Figura 1. Percentuale di imprese con 10 o più addetti che hanno realizzato attività formativa per i propri addetti nel 2010 in Europa
Fonte: Eurostat CVTS4
La Figura 2 ci dice quante imprese effettivamente ‘programmano’ la formazione in ciascun paese in rapporto al totale delle imprese ivi localizzate. Si tratta, evidentemente, di un indicatore utile a verificare quanto la formazione ‘stia a cuore’ al management e alla proprietà, quanto essa sia pensata, programmata, inserita in un progetto strutturato: poiché, infine, ciò che conta davvero per l’impresa viene messo a bilancio, no? Bene: 66% in Francia, 30% in Italia. Ancora sotto la media UE28.
Figura 2. Percentuale di imprese che hanno un programma di formazione e/o una voce di bilancio specifica per le risorse dedicate alla formazione (2010)
Fonte: Eurostat CVTS4
A questo punto il lettore acuto osserverà che esiste anche il problema di quanto un’impresa che fa formazione spenda per la stessa: avere tante imprese che fanno formazione spendendo poco non è come….. Osservazione legittima. Figura 3 riporta il costo medio della formazione per dipendente. Questo costo viene valutato da Eurostat ‘a parità di potere di acquisto’, un metodo utilizzato per rendere quanto più confrontabili possibile i costi in paesi diversi (in breve: presumibilmente, il costo di un’ora di formazione in un paese ad alto reddito pro capite sarà più alto del costo della stessa ora di formazione in un paese a basso reddito pro capite).
Figura 3. Costo medio per occupato per la formazione professionale continua nel 2010 calcolato a parità di potere di acquisto, tutte le imprese, nel 2010
Bene: circa €1100 per dipendente in Belgio, circa €420 in Italia. Ancora sotto la media UE28.
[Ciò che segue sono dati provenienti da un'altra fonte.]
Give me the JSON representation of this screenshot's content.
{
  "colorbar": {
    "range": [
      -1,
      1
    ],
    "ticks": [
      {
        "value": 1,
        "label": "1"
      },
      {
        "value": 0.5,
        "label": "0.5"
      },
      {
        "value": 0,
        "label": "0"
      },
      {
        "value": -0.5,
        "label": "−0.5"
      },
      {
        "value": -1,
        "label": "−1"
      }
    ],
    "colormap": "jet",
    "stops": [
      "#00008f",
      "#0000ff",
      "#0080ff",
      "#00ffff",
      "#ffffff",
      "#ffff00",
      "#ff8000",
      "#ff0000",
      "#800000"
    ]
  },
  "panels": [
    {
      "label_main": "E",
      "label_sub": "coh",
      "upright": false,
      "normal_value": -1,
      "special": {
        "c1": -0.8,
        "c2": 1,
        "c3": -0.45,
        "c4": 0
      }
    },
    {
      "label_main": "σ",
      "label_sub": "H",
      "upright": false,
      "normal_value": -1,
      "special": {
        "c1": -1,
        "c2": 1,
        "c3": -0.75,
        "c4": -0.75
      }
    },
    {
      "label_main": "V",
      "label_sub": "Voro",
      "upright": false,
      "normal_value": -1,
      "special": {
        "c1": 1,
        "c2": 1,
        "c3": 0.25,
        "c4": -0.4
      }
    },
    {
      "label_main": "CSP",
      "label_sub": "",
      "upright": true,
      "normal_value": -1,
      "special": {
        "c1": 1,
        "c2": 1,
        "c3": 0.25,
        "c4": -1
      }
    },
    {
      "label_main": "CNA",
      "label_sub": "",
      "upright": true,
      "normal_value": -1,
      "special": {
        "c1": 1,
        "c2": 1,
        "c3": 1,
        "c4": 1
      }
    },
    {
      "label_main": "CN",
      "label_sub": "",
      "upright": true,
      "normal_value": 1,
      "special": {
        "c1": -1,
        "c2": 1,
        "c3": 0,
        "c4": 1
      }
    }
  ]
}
Non va bene. La formazione è strumento per la nobilitazione delle competenze esistenti e per l’acquisizione di nuove e, in quanto tale, è strumento essenziale per migliorare la qualità del lavoro, per la crescita della produttività e della competitività. Non investire in formazione equivale a chiedere di rimanere quel che si è, cioè a diventare obsoleti. Non va bene.
A questo punto il lettore acuto, un’altra volta, potrà osservare che le imprese non sono tutte uguali. Bene. Consideriamo quante imprese offrono formazione distinguendole per numero di occupati. Da questa analisi (Figura 4-a) emerge che la quota di imprese ‘grandi’ (con 250 o più dipendenti) che offre formazione alle proprie risorse umane non varia tra i paesi europei (l’Italia si colloca al di sotto della media europea, 91% contro 93). Ma per le imprese medie’ (tra i 50 e i 249 dipendenti) e, ancor più, per le imprese ‘piccole’ (tra i 10 e 49 dipendenti), si nota una crescente discrepanza tra i paesi, in termini di formazione offerta (rispettivamente, Figura 4-b e Figura 4-c). Solo la quota di imprese ‘medie’ e ‘piccole’ che offre formazione di pochi paesi (Norvegia, Danimarca, Austria e Svezia) è sempre relativamente elevata – superiore all’80% per le imprese ‘medie’ e superiore al 95% per le imprese ‘piccole’. Per le imprese di altri paesi è evidente il divario di investimenti in capitale umano ‘odierni’ e, quindi, di ‘produttività’ di domani. E quante piccole-medie imprese italiane investono in formazione? Poche rispetto alla media europea! Soprattutto evidente la difficoltà delle imprese ‘piccole’: il 50% di queste imprese non investe in formazione e, quindi, in crescita della produttività. Non va bene!